Malpractice Mediation Lacks Physician Participation

HealthLeaders Media Staff, December 22, 2010

Using mediation to resolve medical malpractice lawsuits could reduce costs and ensure that procedures are changed in hospitals to prevent recurrences of the error that led to the lawsuit. Too often, however, that potential goes unrealized, according to the authors of a recent study.

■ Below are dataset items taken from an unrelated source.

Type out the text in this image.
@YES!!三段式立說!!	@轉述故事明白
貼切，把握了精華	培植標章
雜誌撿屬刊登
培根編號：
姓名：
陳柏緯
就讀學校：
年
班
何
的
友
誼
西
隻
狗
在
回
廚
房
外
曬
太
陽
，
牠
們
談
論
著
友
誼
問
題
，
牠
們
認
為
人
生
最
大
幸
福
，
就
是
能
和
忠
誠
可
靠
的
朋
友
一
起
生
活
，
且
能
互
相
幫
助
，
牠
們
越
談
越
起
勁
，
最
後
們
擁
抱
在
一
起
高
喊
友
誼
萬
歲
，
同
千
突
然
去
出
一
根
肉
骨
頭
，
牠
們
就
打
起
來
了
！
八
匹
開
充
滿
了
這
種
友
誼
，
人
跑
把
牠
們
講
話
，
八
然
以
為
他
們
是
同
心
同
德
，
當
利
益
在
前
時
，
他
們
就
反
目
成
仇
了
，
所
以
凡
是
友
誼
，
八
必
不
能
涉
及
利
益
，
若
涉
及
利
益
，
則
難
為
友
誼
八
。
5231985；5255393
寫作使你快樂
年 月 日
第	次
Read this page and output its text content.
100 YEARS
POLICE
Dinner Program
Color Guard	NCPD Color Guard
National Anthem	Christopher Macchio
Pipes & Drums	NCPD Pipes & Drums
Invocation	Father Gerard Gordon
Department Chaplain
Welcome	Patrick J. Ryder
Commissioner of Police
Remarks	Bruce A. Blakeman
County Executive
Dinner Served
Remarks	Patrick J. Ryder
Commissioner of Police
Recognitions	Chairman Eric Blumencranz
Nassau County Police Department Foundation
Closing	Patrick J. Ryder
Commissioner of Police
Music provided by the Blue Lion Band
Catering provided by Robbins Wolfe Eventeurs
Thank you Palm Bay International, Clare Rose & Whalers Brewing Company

“Change will require medical leaders, hospital administrators, and malpractice insurers to temper their suspicion of the tort system sufficiently to approach medical errors and adverse events as learning opportunities, and to retain lawyers who embrace mediation as an opportunity to solve problems, show compassion, and improve care,” according to the study published in the Journal of Health, Politics, Policy and Law.

Researchers looked at 31 cases from 11 nonprofit hospitals in New York City in 2006 and 2007 that went to mediation. About 70 percent of the cases settled either during or after mediation, for amounts from $35,000 to $1.7 million.

The case for mediation would appear to be compelling in medical malpractice cases because:

  • The outcome is under the parties’ control.
  • Plaintiffs can receive payment soon after the harm instead of waiting years.
  • Defendants do not have to pay outside lawyers to try the case.
  • Members of the medical staff do not have to prepare for discovery and a trial.
  • Even if mediation doesn’t resolve the case, it may create enough momentum to lead to a settlement.